[I]
Depois da explicação que tivera com a mulher. Pedro partira para Petersburgo. Na estação de posta em Torjok não havia cavalos, ou o dono da posta não lhos quis dar. Pedro viu-se obrigado a esperar. Deitou-se, sem se despir, num divã de cabedal, diante de uma mesa redonda sobre a qual estendeu os pés com as suas botas forradas e pôs-se a pensar.
— Quer que traga as malas? É preciso arranjar a cama, trago-lhe chá? — perguntou o criado de quarto.
Pedro não respondeu, pois não ouvia nada, não via nada. As suas reflexões duravam desde a última muda e nelas se mantinha tão absorvido que não prestava a mínima atenção ao que se passava à sua volta. Não só lhe não interessava saber se chegaria a Petersburgo mais cedo ou mais tarde, ou se poderia dispor ou não de uma cama na estação da posta, mas, em relação aos pensamentos em que cogitava, isso era-lhe indiferente: tanto se lhe dava passar algumas horas naquele local ou a vida inteira.
O dono da estação de posta, a mulher, o criado de quarto, uma vendedeira de bordados de Torjok, todos tinham vindo oferecer-lhe os seus préstimos. Pedro, sem alterar a posição das pernas, olhava para eles através dos cristais das suas lunetas sem chegar a compreender o que queriam e como é que eles todos poderiam viver sem terem resolvido os problemas que o preocupavam. E eram sempre os mesmos desde o dia em que ele regressara de Sokolniki, depois do duelo, e passara uma tão penosa noite de insónia; simplesmente, agora, no isolamento da viagem, esses problemas haviam-se tornado mais prementes. Fosse qual fosse o curso dos seus pensamentos, regressava sempre a estas mesmas perguntas, que não podia resolver e que não podia deixar de se formular. Afigurava-se-lhe estar falseada na sua cabeça a engrenagem de que dependia toda a sua vida. Certo parafuso não podia continuar a desempenhar as suas funções nem sair donde estava encaixado, e girava sempre, sem sentido, na sua ranhura, sendo impossível fazê-lo parar.
O dono da estação de posta entrou e rogou humildemente a Sua Excelência que se dignasse esperar duas horazinhas, comprometendo-se, depois disso, a arranjar a Sua Excelência, acontecesse o que acontecesse, os cavalos de posta de que ele precisava. Mentia, naturalmente, e apenas tinha em vista extorquir algum dinheiro ao viajante.
«Fará bem ou mal?», perguntava Pedro aos seus botões. «Para mim faz bem; mas para o viajante que se seguir faz mal, e também para ele próprio, isso é inevitável, pois não tem outra maneira de viver. Garantiu-me que um oficial lhe tinha batido por ter feito a mesma coisa; mas se o oficial lhe bateu é porque queria seguir depressa. Eu disparei contra Dolokov porque me considerava ofendido, e Luís XVI foi guilhotinado porque o consideravam um criminoso, e se um ano mais tarde mandaram matar aqueles que o tinham guilhotinado, é porque também havia razões para isso. O que é o mal? O que é o bem? Que devemos nós amar? Que devemos odiar? O que é a vida? O que é a morte? Que forças dirigem tudo isto?»

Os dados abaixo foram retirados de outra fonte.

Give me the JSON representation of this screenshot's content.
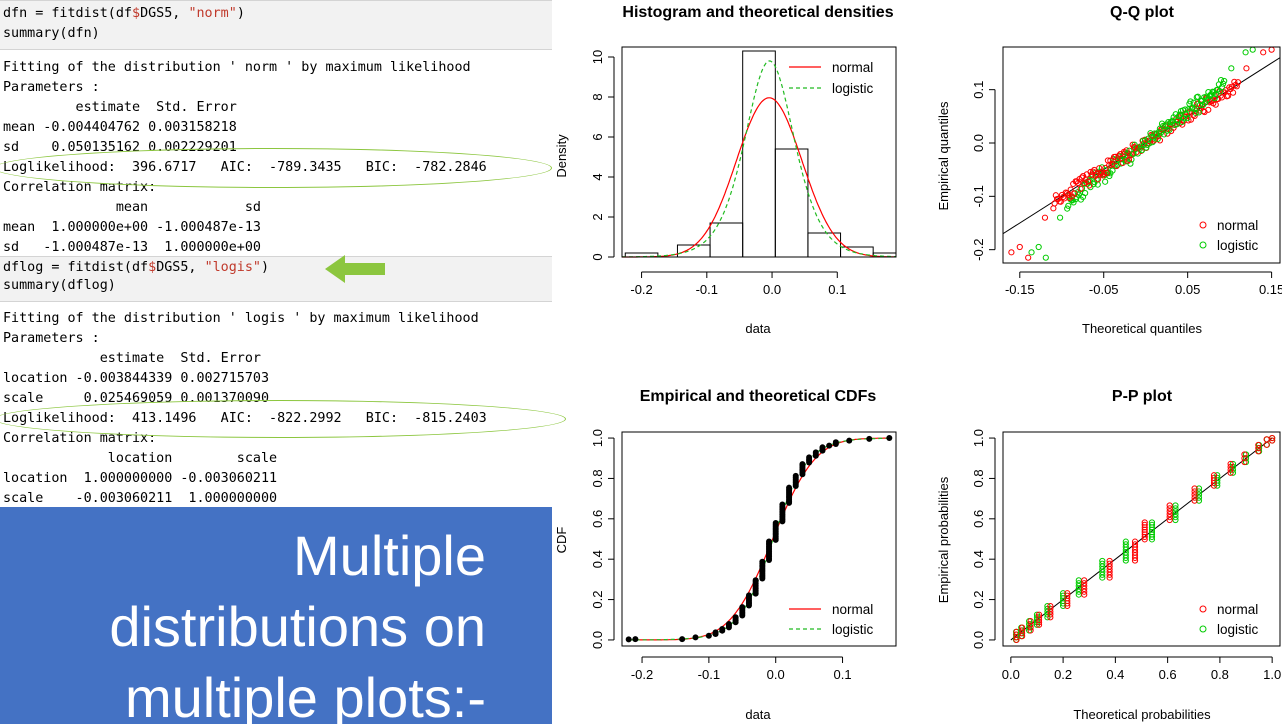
{
  "console": {
    "cmd1": {
      "line1_prefix": "dfn = fitdist(df",
      "line1_dollar": "$",
      "line1_mid": "DGS5, ",
      "line1_str": "\"norm\"",
      "line1_suffix": ")",
      "line2": "summary(dfn)"
    },
    "out1": [
      "Fitting of the distribution ' norm ' by maximum likelihood",
      "Parameters :",
      "         estimate  Std. Error",
      "mean -0.004404762 0.003158218",
      "sd    0.050135162 0.002229201",
      "Loglikelihood:  396.6717   AIC:  -789.3435   BIC:  -782.2846",
      "Correlation matrix:",
      "              mean            sd",
      "mean  1.000000e+00 -1.000487e-13",
      "sd   -1.000487e-13  1.000000e+00"
    ],
    "cmd2": {
      "line1_prefix": "dflog = fitdist(df",
      "line1_dollar": "$",
      "line1_mid": "DGS5, ",
      "line1_str": "\"logis\"",
      "line1_suffix": ")",
      "line2": "summary(dflog)"
    },
    "out2": [
      "Fitting of the distribution ' logis ' by maximum likelihood",
      "Parameters :",
      "            estimate  Std. Error",
      "location -0.003844339 0.002715703",
      "scale     0.025469059 0.001370090",
      "Loglikelihood:  413.1496   AIC:  -822.2992   BIC:  -815.2403",
      "Correlation matrix:",
      "             location        scale",
      "location  1.000000000 -0.003060211",
      "scale    -0.003060211  1.000000000"
    ]
  },
  "banner": {
    "line1": "Multiple",
    "line2": "distributions on",
    "line3": "multiple plots:-"
  },
  "colors": {
    "normal": "#ff0000",
    "logistic": "#00cc00",
    "highlight": "#8cc63f",
    "banner": "#4472c4",
    "string": "#c0392b"
  },
  "legend": {
    "normal": "normal",
    "logistic": "logistic"
  },
  "chart_data": [
    {
      "type": "bar",
      "title": "Histogram and theoretical densities",
      "xlabel": "data",
      "ylabel": "Density",
      "xlim": [
        -0.23,
        0.19
      ],
      "ylim": [
        0,
        10.5
      ],
      "xticks": [
        "-0.2",
        "-0.1",
        "0.0",
        "0.1"
      ],
      "yticks": [
        "0",
        "2",
        "4",
        "6",
        "8",
        "10"
      ],
      "bins": [
        {
          "from": -0.225,
          "to": -0.175,
          "density": 0.2
        },
        {
          "from": -0.175,
          "to": -0.145,
          "density": 0.0
        },
        {
          "from": -0.145,
          "to": -0.095,
          "density": 0.6
        },
        {
          "from": -0.095,
          "to": -0.045,
          "density": 1.7
        },
        {
          "from": -0.045,
          "to": 0.005,
          "density": 10.3
        },
        {
          "from": 0.005,
          "to": 0.055,
          "density": 5.4
        },
        {
          "from": 0.055,
          "to": 0.105,
          "density": 1.2
        },
        {
          "from": 0.105,
          "to": 0.155,
          "density": 0.5
        },
        {
          "from": 0.155,
          "to": 0.19,
          "density": 0.2
        }
      ],
      "legend": [
        "normal",
        "logistic"
      ],
      "legend_position": "top-right"
    },
    {
      "type": "scatter",
      "title": "Q-Q plot",
      "xlabel": "Theoretical quantiles",
      "ylabel": "Empirical quantiles",
      "xlim": [
        -0.17,
        0.16
      ],
      "ylim": [
        -0.225,
        0.18
      ],
      "xticks": [
        "-0.15",
        "-0.05",
        "0.05",
        "0.15"
      ],
      "yticks": [
        "-0.2",
        "-0.1",
        "0.0",
        "0.1"
      ],
      "reference_line": [
        [
          -0.17,
          -0.17
        ],
        [
          0.16,
          0.16
        ]
      ],
      "legend": [
        "normal",
        "logistic"
      ],
      "legend_position": "bottom-right"
    },
    {
      "type": "line",
      "title": "Empirical and theoretical CDFs",
      "xlabel": "data",
      "ylabel": "CDF",
      "xlim": [
        -0.23,
        0.18
      ],
      "ylim": [
        0,
        1
      ],
      "xticks": [
        "-0.2",
        "-0.1",
        "0.0",
        "0.1"
      ],
      "yticks": [
        "0.0",
        "0.2",
        "0.4",
        "0.6",
        "0.8",
        "1.0"
      ],
      "legend": [
        "normal",
        "logistic"
      ],
      "legend_position": "bottom-right"
    },
    {
      "type": "scatter",
      "title": "P-P plot",
      "xlabel": "Theoretical probabilities",
      "ylabel": "Empirical probabilities",
      "xlim": [
        0,
        1
      ],
      "ylim": [
        0,
        1
      ],
      "xticks": [
        "0.0",
        "0.2",
        "0.4",
        "0.6",
        "0.8",
        "1.0"
      ],
      "yticks": [
        "0.0",
        "0.2",
        "0.4",
        "0.6",
        "0.8",
        "1.0"
      ],
      "reference_line": [
        [
          0,
          0
        ],
        [
          1,
          1
        ]
      ],
      "legend": [
        "normal",
        "logistic"
      ],
      "legend_position": "bottom-right"
    }
  ]
}
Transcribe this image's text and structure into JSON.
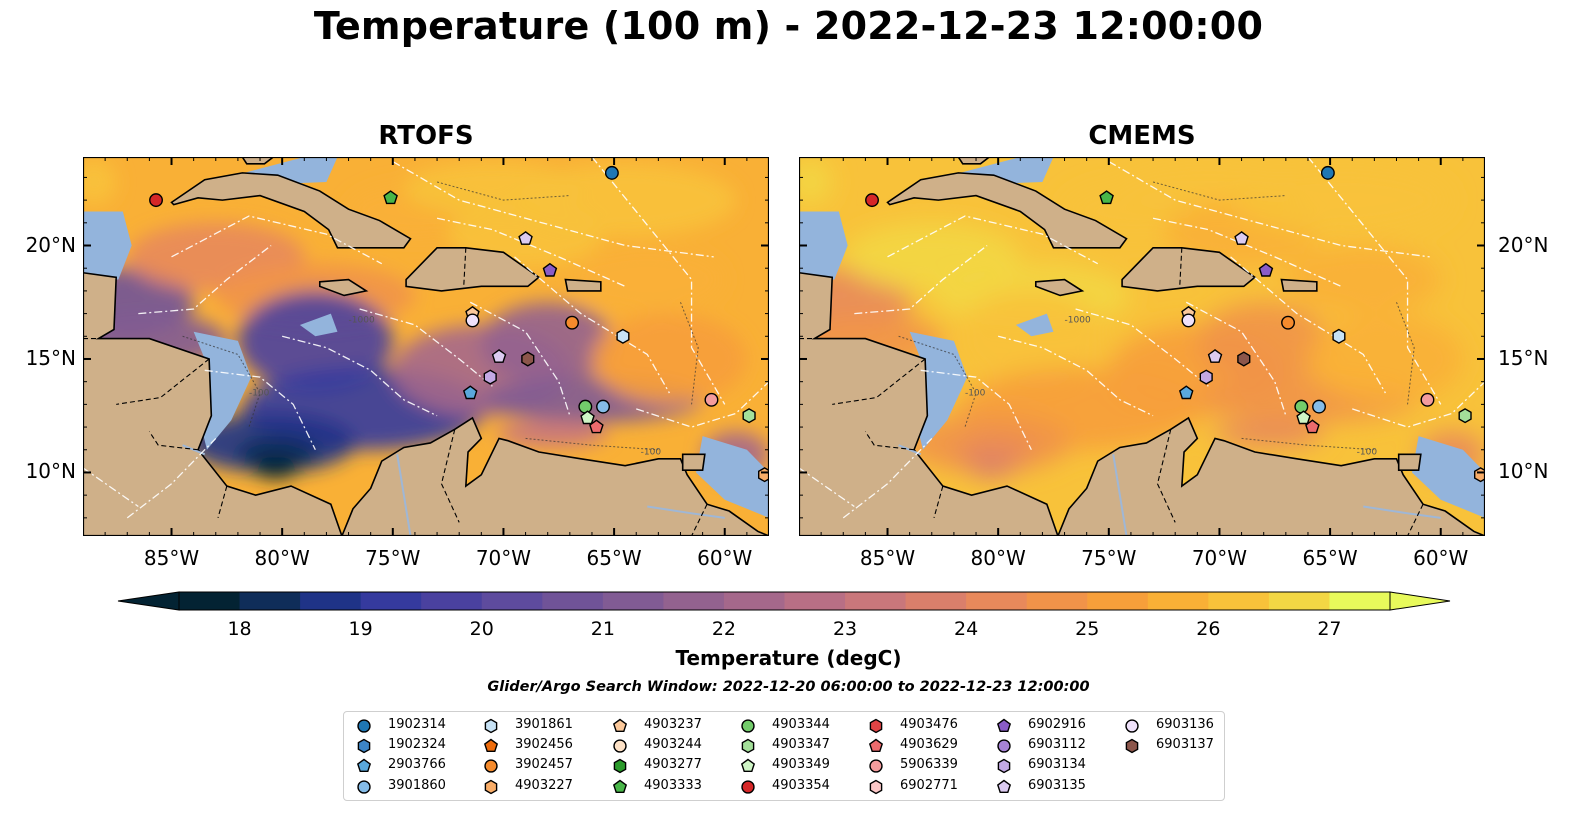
{
  "title": "Temperature (100 m) - 2022-12-23 12:00:00",
  "panels": [
    {
      "key": "rtofs",
      "title": "RTOFS"
    },
    {
      "key": "cmems",
      "title": "CMEMS"
    }
  ],
  "map": {
    "lon_range": [
      -89,
      -58
    ],
    "lat_range": [
      7.2,
      23.9
    ],
    "lon_ticks": [
      {
        "value": -85,
        "label": "85°W"
      },
      {
        "value": -80,
        "label": "80°W"
      },
      {
        "value": -75,
        "label": "75°W"
      },
      {
        "value": -70,
        "label": "70°W"
      },
      {
        "value": -65,
        "label": "65°W"
      },
      {
        "value": -60,
        "label": "60°W"
      }
    ],
    "lat_ticks": [
      {
        "value": 10,
        "label": "10°N"
      },
      {
        "value": 15,
        "label": "15°N"
      },
      {
        "value": 20,
        "label": "20°N"
      }
    ],
    "colors": {
      "land": "#cfb089",
      "ocean_shelf": "#93b4dc",
      "coast": "#000000",
      "eez_lines": "#ffffff",
      "rivers": "#9fb7d6",
      "outside": "#0b2233"
    },
    "contour_labels": [
      "-100",
      "-1000"
    ]
  },
  "colorbar": {
    "label": "Temperature (degC)",
    "ticks": [
      "18",
      "19",
      "20",
      "21",
      "22",
      "23",
      "24",
      "25",
      "26",
      "27"
    ],
    "min": 17.5,
    "max": 27.5,
    "extend": "both",
    "colormap": "thermal",
    "colors": [
      "#032333",
      "#0f2d59",
      "#1f3387",
      "#353a9e",
      "#4a419f",
      "#5e4b9e",
      "#705398",
      "#815b94",
      "#93628f",
      "#a5688b",
      "#b86f85",
      "#c9777b",
      "#da7f6b",
      "#e8895b",
      "#f19349",
      "#f79f3a",
      "#f9b036",
      "#f8c23a",
      "#f3d744",
      "#e8fa5b"
    ]
  },
  "search_window": "Glider/Argo Search Window: 2022-12-20 06:00:00 to 2022-12-23 12:00:00",
  "legend": [
    {
      "id": "1902314",
      "marker": "circle",
      "color": "#1f77b4"
    },
    {
      "id": "1902324",
      "marker": "hexagon",
      "color": "#3d85c6"
    },
    {
      "id": "2903766",
      "marker": "pentagon",
      "color": "#5aa8dc"
    },
    {
      "id": "3901860",
      "marker": "circle",
      "color": "#85bce8"
    },
    {
      "id": "3901861",
      "marker": "hexagon",
      "color": "#c7e2f5"
    },
    {
      "id": "3902456",
      "marker": "pentagon",
      "color": "#ee6c0c"
    },
    {
      "id": "3902457",
      "marker": "circle",
      "color": "#f58b2d"
    },
    {
      "id": "4903227",
      "marker": "hexagon",
      "color": "#f9ad68"
    },
    {
      "id": "4903237",
      "marker": "pentagon",
      "color": "#fbc89a"
    },
    {
      "id": "4903244",
      "marker": "circle",
      "color": "#fde1c6"
    },
    {
      "id": "4903277",
      "marker": "hexagon",
      "color": "#2a9a2a"
    },
    {
      "id": "4903333",
      "marker": "pentagon",
      "color": "#49b649"
    },
    {
      "id": "4903344",
      "marker": "circle",
      "color": "#73cc6b"
    },
    {
      "id": "4903347",
      "marker": "hexagon",
      "color": "#a4e09a"
    },
    {
      "id": "4903349",
      "marker": "pentagon",
      "color": "#cff5c6"
    },
    {
      "id": "4903354",
      "marker": "circle",
      "color": "#d62728"
    },
    {
      "id": "4903476",
      "marker": "hexagon",
      "color": "#e04445"
    },
    {
      "id": "4903629",
      "marker": "pentagon",
      "color": "#ec6b6d"
    },
    {
      "id": "5906339",
      "marker": "circle",
      "color": "#f49c9d"
    },
    {
      "id": "6902771",
      "marker": "hexagon",
      "color": "#fcc8c8"
    },
    {
      "id": "6902916",
      "marker": "pentagon",
      "color": "#8a5cc7"
    },
    {
      "id": "6903112",
      "marker": "circle",
      "color": "#a783d6"
    },
    {
      "id": "6903134",
      "marker": "hexagon",
      "color": "#c3a9e4"
    },
    {
      "id": "6903135",
      "marker": "pentagon",
      "color": "#dccbf1"
    },
    {
      "id": "6903136",
      "marker": "circle",
      "color": "#efe1fa"
    },
    {
      "id": "6903137",
      "marker": "hexagon",
      "color": "#8c564b"
    }
  ],
  "observations": [
    {
      "id": "1902314",
      "lon": -65.1,
      "lat": 23.2
    },
    {
      "id": "4903354",
      "lon": -85.7,
      "lat": 22.0
    },
    {
      "id": "4903333",
      "lon": -75.1,
      "lat": 22.1
    },
    {
      "id": "6903135",
      "lon": -69.0,
      "lat": 20.3
    },
    {
      "id": "6902916",
      "lon": -67.9,
      "lat": 18.9
    },
    {
      "id": "4903237",
      "lon": -71.4,
      "lat": 17.0
    },
    {
      "id": "6903136",
      "lon": -71.4,
      "lat": 16.7
    },
    {
      "id": "3902457",
      "lon": -66.9,
      "lat": 16.6
    },
    {
      "id": "3901861",
      "lon": -64.6,
      "lat": 16.0
    },
    {
      "id": "6903135",
      "lon": -70.2,
      "lat": 15.1
    },
    {
      "id": "6903137",
      "lon": -68.9,
      "lat": 15.0
    },
    {
      "id": "6903134",
      "lon": -70.6,
      "lat": 14.2
    },
    {
      "id": "2903766",
      "lon": -71.5,
      "lat": 13.5
    },
    {
      "id": "4903344",
      "lon": -66.3,
      "lat": 12.9
    },
    {
      "id": "3901860",
      "lon": -65.5,
      "lat": 12.9
    },
    {
      "id": "4903349",
      "lon": -66.2,
      "lat": 12.4
    },
    {
      "id": "4903629",
      "lon": -65.8,
      "lat": 12.0
    },
    {
      "id": "5906339",
      "lon": -60.6,
      "lat": 13.2
    },
    {
      "id": "4903347",
      "lon": -58.9,
      "lat": 12.5
    },
    {
      "id": "4903227",
      "lon": -58.2,
      "lat": 9.9
    }
  ]
}
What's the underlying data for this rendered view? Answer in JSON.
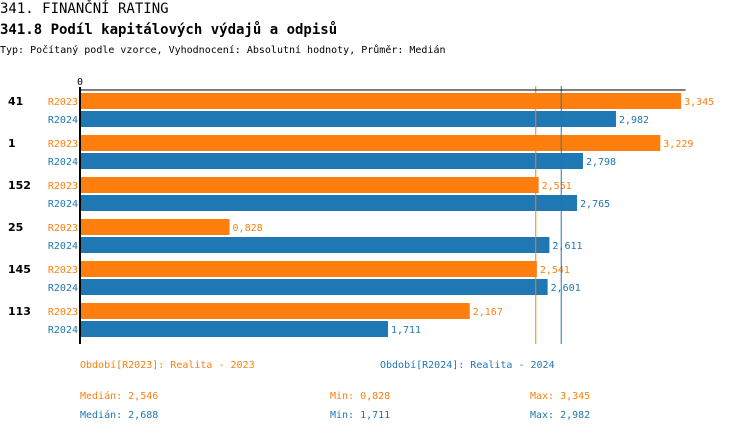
{
  "header": {
    "title": "341. FINANČNÍ RATING",
    "subtitle": "341.8 Podíl kapitálových výdajů a odpisů",
    "description": "Typ: Počítaný podle vzorce, Vyhodnocení: Absolutní hodnoty, Průměr: Medián"
  },
  "colors": {
    "r2023": "#ff7f0e",
    "r2024": "#1f77b4",
    "axis": "#000000"
  },
  "chart_data": {
    "type": "bar",
    "orientation": "horizontal",
    "x_tick_label": "0",
    "xlim": [
      0,
      3.37
    ],
    "categories": [
      "41",
      "1",
      "152",
      "25",
      "145",
      "113"
    ],
    "series": [
      {
        "name": "R2023",
        "color": "#ff7f0e",
        "values": [
          3.345,
          3.229,
          2.551,
          0.828,
          2.541,
          2.167
        ],
        "labels": [
          "3,345",
          "3,229",
          "2,551",
          "0,828",
          "2,541",
          "2,167"
        ],
        "median": 2.546
      },
      {
        "name": "R2024",
        "color": "#1f77b4",
        "values": [
          2.982,
          2.798,
          2.765,
          2.611,
          2.601,
          1.711
        ],
        "labels": [
          "2,982",
          "2,798",
          "2,765",
          "2,611",
          "2,601",
          "1,711"
        ],
        "median": 2.688
      }
    ]
  },
  "legend": {
    "r2023": {
      "period": "Období[R2023]: Realita - 2023",
      "median": "Medián: 2,546",
      "min": "Min: 0,828",
      "max": "Max: 3,345"
    },
    "r2024": {
      "period": "Období[R2024]: Realita - 2024",
      "median": "Medián: 2,688",
      "min": "Min: 1,711",
      "max": "Max: 2,982"
    }
  }
}
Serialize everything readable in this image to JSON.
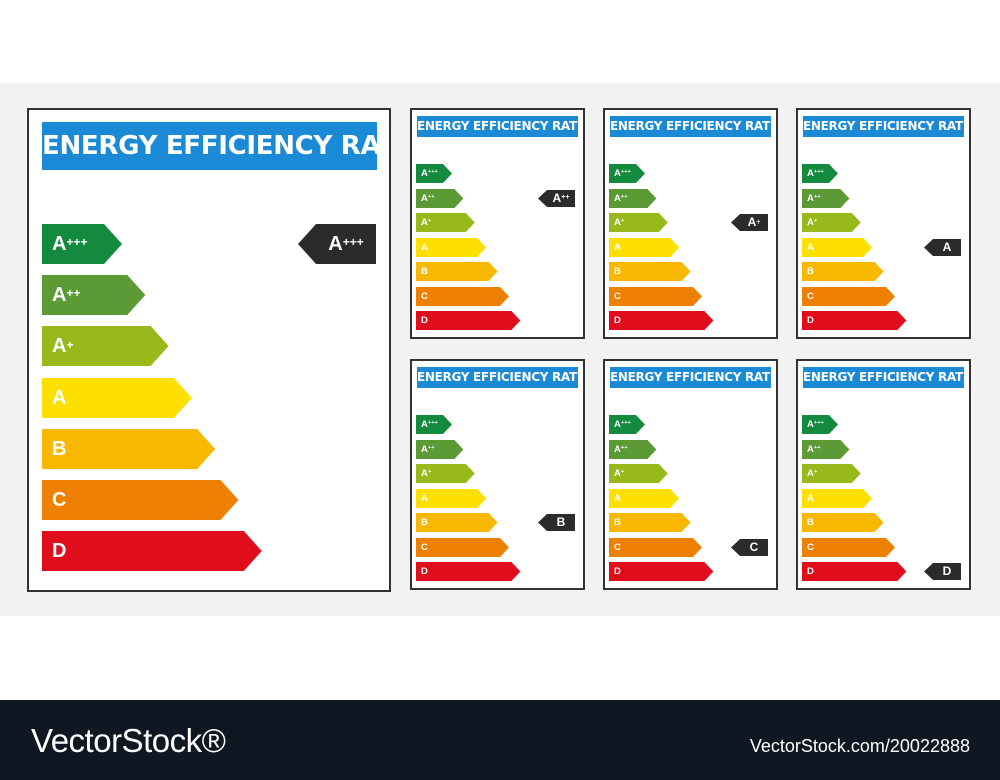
{
  "title": "ENERGY EFFICIENCY RATING",
  "classes": [
    {
      "letter": "A",
      "sup": "+++",
      "color": "#138a3d"
    },
    {
      "letter": "A",
      "sup": "++",
      "color": "#5b9a35"
    },
    {
      "letter": "A",
      "sup": "+",
      "color": "#99b81c"
    },
    {
      "letter": "A",
      "sup": "",
      "color": "#fde000"
    },
    {
      "letter": "B",
      "sup": "",
      "color": "#f9b800"
    },
    {
      "letter": "C",
      "sup": "",
      "color": "#ee8000"
    },
    {
      "letter": "D",
      "sup": "",
      "color": "#e00d1d"
    }
  ],
  "labels": [
    {
      "id": "large",
      "rating": {
        "letter": "A",
        "sup": "+++"
      }
    },
    {
      "id": "a-plus-plus",
      "rating": {
        "letter": "A",
        "sup": "++"
      }
    },
    {
      "id": "a-plus",
      "rating": {
        "letter": "A",
        "sup": "+"
      }
    },
    {
      "id": "a",
      "rating": {
        "letter": "A",
        "sup": ""
      }
    },
    {
      "id": "b",
      "rating": {
        "letter": "B",
        "sup": ""
      }
    },
    {
      "id": "c",
      "rating": {
        "letter": "C",
        "sup": ""
      }
    },
    {
      "id": "d",
      "rating": {
        "letter": "D",
        "sup": ""
      }
    }
  ],
  "marker_color": "#2b2b2b",
  "footer": {
    "brand": "VectorStock®",
    "image_id": "VectorStock.com/20022888"
  }
}
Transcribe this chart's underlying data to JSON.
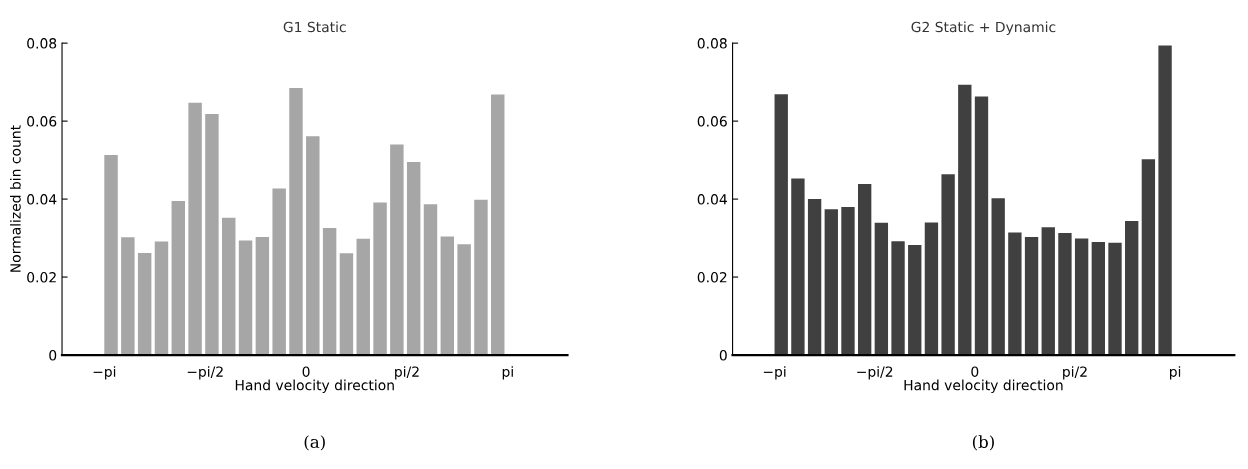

E não havia resposta a qualquer destas perguntas, salvo uma resposta ilógica, que não explicava coisa alguma. Esta resposta era: «Um dia hás-de morrer e tudo acabará. Tu morrerás e saberás tudo ou deixarás de formular estas perguntas.» Mas morrer era uma coisa horrível.
A vendedeira de bordados de Torjok, na sua voz estridente, oferecia as suas mercadorias, e em especial chinelas de camurça. «Tenho centenas de rublos que não sei em que empregar, e ali está aquela mulher com a sua peliça esfarrapada a olhar para mim cheia de timidez», pensava Pedro. «E porque é que ela precisa de dinheiro? Poderá este dinheiro proporcionar-lhe, por pouco que seja, a felicidade e o sossego da alma? Haverá alguma coisa no mundo capaz de fazer com que ela ou eu estejamos menos expostos ao mal e à morte, essa morte que acabará com tudo e que chegará hoje ou amanhã, pouco importa o momento, pelo menos aos olhos da eternidade?» E de novo fez andar o parafuso que girava no vácuo e o mecanismo continuou a trabalhar sempre no mesmo sítio.